Towards the end of the year I was at the store and I came home with a large poster board. My wife asked what that was for, and I said I am going to full this paper up with color. I was going to to a full 22" x 28" colored pencil drawing no matter how long it took. I grabbed reference shots and compiled it together. I chose the Gerber daisy because it's my wife's favorite flower, and this picture was dedicated to her belief in me. And the humming bid was because well we see them all over our back yard, and I thought it would look great in the picture. For the next three months I worked on this piece, and I was shocking myself. By the time I was done, I didn't believe I did it. I almost didn't want to finish it. After posting it online I was approached to place it in a show. At this time aside from the fairs, I had never been in a show, or a gallery. And this showcase was a juried show with professional artists.

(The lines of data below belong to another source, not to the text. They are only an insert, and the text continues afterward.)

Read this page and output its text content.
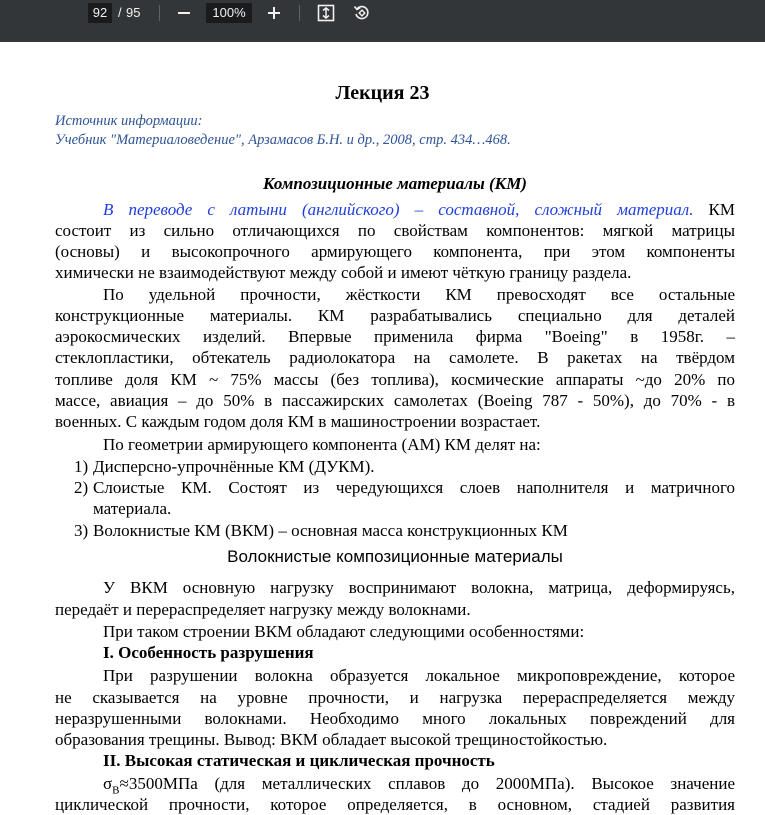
92 / 95	100%
Лекция 23
Источник информации:
Учебник "Материаловедение", Арзамасов Б.Н. и др., 2008, стр. 434…468.
Композиционные материалы (КМ)
В переводе с латыни (английского) – составной, сложный материал. КМ
состоит из сильно отличающихся по свойствам компонентов: мягкой матрицы
(основы) и высокопрочного армирующего компонента, при этом компоненты
химически не взаимодействуют между собой и имеют чёткую границу раздела.
По удельной прочности, жёсткости КМ превосходят все остальные
конструкционные материалы. КМ разрабатывались специально для деталей
аэрокосмических изделий. Впервые применила фирма "Boeing" в 1958г. –
стеклопластики, обтекатель радиолокатора на самолете. В ракетах на твёрдом
топливе доля КМ ~ 75% массы (без топлива), космические аппараты ~до 20% по
массе, авиация – до 50% в пассажирских самолетах (Boeing 787 - 50%), до 70% - в
военных. С каждым годом доля КМ в машиностроении возрастает.
По геометрии армирующего компонента (АМ) КМ делят на:
1) Дисперсно-упрочнённые КМ (ДУКМ).
2) Слоистые КМ. Состоят из чередующихся слоев наполнителя и матричного
материала.
3) Волокнистые КМ (ВКМ) – основная масса конструкционных КМ
Волокнистые композиционные материалы
У ВКМ основную нагрузку воспринимают волокна, матрица, деформируясь,
передаёт и перераспределяет нагрузку между волокнами.
При таком строении ВКМ обладают следующими особенностями:
I. Особенность разрушения
При разрушении волокна образуется локальное микроповреждение, которое
не сказывается на уровне прочности, и нагрузка перераспределяется между
неразрушенными волокнами. Необходимо много локальных повреждений для
образования трещины. Вывод: ВКМ обладает высокой трещиностойкостью.
II. Высокая статическая и циклическая прочность
$\sigma_В\approx 3500МПа$ (для металлических сплавов до 2000МПа). Высокое значение
циклической прочности, которое определяется, в основном, стадией развития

Something funny happened at this show. I won Best in Show. I didn't expect to win anything to be honest. Now this wasn't a money winning category, but I won. Part of the reason was my colored pencil drawing was categorized as a painting. They thought I colored this piece so well that it was a painting. Even better the judge couldn't believe the size of the piece, and he told be that he himself couldn't do it. Me I thought nah he must be buttering me up or trying to make me feel better. That was until people were shaking my hand. They were respecting me as an artist, and calling me their equal. This was all new to me. I wanted to do this all my life, and now it's possible.
So with this piece I was able to start new. I am still in a lot of pain, and may never be the same again, but now I have a future to look forward to. I have drawn many more colored pencil pieces since then, and I continue to do much more. I may not have a lot of money, or completely healthy, but I have a great family backing me, and I feel so successful as an artist because I am able to draw again, and share my work with all of you. I hope if something ever happens like this in your life that you use it to better yourself too. Don't let negative people, and negative events in your life take away your life. I wasted a lot of time in sorrow, and pain. I can't imagine where I would be now if I just gave up. I probably wouldn't be around to see how much great things I would have missed out on. So Thank you for supporting me everyone, you make pictures like this one happen, and you make me continue to fight. And especially to my wife, thank you for finding the light in me that I thought was completely smothered in the dark. I love you.